On the matter of such experimental knowledge production, she wrote, tellingly, that until leaving art school in 1963, she could not find her own question; she viewed her subsequent compositional procedures as a means of attending to her desire to figure pictorially the things she did not yet understand.1 As manufactured forms of research and understanding, the works on show here seem also to pose their own questions—what constitutes an error and how one should be correctly articulated, for example. In her Los Angeles studio, any mistake Horwitz might make in the elaboration of a progression usually meant that the work would be discarded and she’d start over. But sometimes, she would play out the new logic of the error to riveting philosophical and visual effect. A good example is the drawing series “Variations and Inversion on a Rhythm” (1975), where one may see the overall, emergent shape of a system dramatically change its form due to some small, human corruption of its order. Other occasional errors aren’t treated as delinquencies at all. Smudges or blotches of ink, visible in a closer inspection of Triangle/Color (1982), are the kind of accidents toward which the aesthetic apparatus of Barnett Newman was entirely geared.
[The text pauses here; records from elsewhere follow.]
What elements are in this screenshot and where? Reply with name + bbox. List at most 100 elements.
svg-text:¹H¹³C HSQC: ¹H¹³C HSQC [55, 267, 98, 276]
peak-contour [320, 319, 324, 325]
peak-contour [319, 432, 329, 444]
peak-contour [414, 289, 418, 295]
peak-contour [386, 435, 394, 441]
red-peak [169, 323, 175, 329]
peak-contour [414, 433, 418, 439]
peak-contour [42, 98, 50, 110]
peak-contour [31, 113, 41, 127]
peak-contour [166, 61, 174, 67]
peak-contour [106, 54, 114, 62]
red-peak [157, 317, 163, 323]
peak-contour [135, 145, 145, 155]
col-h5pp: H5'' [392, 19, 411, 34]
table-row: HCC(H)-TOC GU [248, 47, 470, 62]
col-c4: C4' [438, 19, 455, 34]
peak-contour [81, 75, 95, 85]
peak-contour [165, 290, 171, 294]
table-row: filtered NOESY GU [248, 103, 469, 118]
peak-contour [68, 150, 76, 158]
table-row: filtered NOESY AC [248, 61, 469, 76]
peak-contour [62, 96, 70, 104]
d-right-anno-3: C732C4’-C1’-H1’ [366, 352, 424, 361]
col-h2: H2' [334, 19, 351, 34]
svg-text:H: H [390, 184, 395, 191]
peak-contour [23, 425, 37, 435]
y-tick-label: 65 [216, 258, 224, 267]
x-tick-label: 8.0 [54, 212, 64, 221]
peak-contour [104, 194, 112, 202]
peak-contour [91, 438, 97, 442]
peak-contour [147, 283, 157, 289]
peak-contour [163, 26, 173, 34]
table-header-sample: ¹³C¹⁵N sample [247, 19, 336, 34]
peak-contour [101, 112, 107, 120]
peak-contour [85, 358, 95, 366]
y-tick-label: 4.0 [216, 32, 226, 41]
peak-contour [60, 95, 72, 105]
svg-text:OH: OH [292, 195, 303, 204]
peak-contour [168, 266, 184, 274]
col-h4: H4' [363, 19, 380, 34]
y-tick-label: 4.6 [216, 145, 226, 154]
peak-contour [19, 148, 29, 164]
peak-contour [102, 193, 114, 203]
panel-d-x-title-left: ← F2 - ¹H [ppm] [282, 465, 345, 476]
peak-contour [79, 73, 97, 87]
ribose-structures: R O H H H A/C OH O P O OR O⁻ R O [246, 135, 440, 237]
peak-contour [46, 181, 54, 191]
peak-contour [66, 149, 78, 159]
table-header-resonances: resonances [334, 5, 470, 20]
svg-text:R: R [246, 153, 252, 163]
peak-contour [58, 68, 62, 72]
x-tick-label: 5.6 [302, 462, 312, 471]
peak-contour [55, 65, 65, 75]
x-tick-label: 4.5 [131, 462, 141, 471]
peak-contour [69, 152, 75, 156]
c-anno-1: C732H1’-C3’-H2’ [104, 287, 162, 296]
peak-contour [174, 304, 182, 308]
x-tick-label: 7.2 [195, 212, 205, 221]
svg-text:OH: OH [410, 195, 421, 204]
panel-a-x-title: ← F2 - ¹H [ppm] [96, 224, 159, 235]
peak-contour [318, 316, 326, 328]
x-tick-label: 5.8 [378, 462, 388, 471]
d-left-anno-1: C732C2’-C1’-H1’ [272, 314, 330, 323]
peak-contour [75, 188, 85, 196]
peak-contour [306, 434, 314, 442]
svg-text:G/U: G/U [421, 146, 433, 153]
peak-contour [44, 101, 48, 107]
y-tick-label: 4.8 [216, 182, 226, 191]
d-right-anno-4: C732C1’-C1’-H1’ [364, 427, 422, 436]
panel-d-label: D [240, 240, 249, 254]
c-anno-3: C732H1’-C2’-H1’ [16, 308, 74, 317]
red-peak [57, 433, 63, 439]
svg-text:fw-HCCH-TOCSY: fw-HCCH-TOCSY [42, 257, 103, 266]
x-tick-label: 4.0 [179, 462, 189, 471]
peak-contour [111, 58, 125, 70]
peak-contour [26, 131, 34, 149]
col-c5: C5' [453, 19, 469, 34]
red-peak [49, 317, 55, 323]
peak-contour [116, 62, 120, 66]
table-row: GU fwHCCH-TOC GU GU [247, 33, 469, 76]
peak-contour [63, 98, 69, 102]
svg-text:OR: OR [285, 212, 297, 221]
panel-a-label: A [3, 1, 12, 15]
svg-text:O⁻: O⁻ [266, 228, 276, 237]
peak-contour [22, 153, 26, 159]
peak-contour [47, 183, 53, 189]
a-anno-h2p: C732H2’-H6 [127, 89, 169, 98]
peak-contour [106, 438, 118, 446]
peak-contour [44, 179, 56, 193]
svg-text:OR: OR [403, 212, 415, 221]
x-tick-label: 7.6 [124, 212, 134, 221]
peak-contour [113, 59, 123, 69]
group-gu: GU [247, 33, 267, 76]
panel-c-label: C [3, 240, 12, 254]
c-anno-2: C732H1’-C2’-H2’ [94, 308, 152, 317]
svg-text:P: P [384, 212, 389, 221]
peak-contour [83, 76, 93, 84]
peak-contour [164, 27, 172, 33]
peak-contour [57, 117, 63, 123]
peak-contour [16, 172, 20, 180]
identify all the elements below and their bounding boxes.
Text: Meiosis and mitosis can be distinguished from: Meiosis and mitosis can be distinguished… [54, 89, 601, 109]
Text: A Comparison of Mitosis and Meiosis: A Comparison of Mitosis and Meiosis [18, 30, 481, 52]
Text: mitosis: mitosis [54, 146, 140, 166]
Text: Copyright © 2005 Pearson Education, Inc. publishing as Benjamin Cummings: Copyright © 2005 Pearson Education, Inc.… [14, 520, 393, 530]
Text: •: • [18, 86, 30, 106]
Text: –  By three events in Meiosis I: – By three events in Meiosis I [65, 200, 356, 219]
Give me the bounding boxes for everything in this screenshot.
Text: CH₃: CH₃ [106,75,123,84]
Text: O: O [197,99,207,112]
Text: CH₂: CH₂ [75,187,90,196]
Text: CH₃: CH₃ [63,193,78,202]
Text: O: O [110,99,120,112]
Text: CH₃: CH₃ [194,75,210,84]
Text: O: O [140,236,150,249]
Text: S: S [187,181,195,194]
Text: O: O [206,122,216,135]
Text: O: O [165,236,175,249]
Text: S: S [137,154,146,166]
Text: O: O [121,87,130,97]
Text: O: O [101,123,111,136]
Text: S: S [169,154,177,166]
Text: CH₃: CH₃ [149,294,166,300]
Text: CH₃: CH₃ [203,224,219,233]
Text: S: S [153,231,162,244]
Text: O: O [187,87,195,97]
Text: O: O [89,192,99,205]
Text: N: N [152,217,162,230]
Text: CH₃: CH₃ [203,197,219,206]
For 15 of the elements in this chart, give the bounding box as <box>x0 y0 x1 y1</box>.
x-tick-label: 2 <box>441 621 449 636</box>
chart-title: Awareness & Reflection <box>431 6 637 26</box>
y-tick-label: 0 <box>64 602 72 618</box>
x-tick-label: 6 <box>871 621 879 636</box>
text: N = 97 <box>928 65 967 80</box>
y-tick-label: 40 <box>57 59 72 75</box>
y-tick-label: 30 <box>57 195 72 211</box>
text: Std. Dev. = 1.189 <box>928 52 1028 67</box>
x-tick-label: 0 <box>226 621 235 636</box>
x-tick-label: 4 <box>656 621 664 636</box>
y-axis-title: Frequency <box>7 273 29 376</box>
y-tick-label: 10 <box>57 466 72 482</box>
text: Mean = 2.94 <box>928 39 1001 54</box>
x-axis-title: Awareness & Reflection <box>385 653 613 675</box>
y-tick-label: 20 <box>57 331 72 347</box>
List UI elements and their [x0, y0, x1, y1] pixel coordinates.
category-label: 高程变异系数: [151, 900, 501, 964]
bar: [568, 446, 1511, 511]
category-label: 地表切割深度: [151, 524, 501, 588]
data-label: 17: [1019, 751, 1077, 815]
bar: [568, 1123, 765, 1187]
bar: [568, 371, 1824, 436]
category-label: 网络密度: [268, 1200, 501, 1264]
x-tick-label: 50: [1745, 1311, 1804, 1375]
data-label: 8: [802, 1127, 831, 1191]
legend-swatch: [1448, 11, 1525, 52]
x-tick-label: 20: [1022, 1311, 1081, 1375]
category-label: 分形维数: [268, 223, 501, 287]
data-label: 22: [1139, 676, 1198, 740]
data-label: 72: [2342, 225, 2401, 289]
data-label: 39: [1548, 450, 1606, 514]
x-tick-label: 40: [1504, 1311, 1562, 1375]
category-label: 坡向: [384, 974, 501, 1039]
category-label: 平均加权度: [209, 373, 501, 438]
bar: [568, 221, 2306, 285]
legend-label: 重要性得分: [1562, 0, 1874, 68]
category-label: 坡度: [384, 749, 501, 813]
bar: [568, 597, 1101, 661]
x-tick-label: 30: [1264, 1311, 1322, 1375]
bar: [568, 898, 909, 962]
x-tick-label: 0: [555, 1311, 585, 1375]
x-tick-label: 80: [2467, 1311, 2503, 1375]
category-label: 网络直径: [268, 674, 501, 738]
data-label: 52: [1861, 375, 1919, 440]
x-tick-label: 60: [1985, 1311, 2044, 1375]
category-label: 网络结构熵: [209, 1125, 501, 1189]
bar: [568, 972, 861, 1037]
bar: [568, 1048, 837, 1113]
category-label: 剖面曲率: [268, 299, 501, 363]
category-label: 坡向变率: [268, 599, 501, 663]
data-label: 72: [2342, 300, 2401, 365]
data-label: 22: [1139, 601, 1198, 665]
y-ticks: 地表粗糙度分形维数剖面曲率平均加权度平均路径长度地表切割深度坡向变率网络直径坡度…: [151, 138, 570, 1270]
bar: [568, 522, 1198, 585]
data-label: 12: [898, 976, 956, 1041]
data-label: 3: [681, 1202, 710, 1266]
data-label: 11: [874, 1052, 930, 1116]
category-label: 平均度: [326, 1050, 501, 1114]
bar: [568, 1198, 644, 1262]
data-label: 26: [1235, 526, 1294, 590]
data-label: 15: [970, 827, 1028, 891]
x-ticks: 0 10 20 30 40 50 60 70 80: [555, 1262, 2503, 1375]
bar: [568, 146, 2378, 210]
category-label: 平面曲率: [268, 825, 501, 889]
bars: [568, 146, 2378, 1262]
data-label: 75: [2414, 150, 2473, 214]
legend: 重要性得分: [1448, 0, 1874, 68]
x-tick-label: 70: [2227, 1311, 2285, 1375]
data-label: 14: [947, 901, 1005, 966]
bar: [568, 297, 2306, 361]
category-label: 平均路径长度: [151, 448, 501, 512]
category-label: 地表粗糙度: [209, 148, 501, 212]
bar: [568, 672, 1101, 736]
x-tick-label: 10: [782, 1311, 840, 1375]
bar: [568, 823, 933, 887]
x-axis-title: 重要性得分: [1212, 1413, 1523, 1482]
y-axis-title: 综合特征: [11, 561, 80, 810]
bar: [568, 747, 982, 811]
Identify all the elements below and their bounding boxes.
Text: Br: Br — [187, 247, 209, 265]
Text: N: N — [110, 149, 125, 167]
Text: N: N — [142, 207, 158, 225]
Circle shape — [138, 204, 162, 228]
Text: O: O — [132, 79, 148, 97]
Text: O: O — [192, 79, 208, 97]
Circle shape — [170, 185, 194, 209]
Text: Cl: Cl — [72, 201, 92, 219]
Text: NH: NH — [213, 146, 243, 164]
Here though, they are left simply unacknowledged, convincing of neither their necessity or redundancy. This lack of a question—and her tolerance of such an open-ended approach—is the locus of Horwitz’s contemporaneity.
Walking around this show, I kept thinking back to a conference at the Huddersfield Contemporary Music Festival in the UK, where I listened to Adrian Ward and Alex McLean—members of the algorave techno group Slub—speaking in a committed, nerdpunk kind of way about the forms of liberty they were interested in and how computerized mathematical progressions similar to Horwitz’s were inextricably bound up in knowing how to articulate those liberties. Much of what they said evaded my puny grasp of computational math, but I found myself enthusing and questioning my disdain for the what I took to be the mute aloofness of abstract mathematics around, for instance, issues of aesthetics or social change. So, despite professing to have no question of her own, perhaps Horwitz’s work presents a contemporary question, asking its audiences that they further encrypt the authority of the algorithm in order to see the other kinds of freer, associative thinking that orderliness might occasion.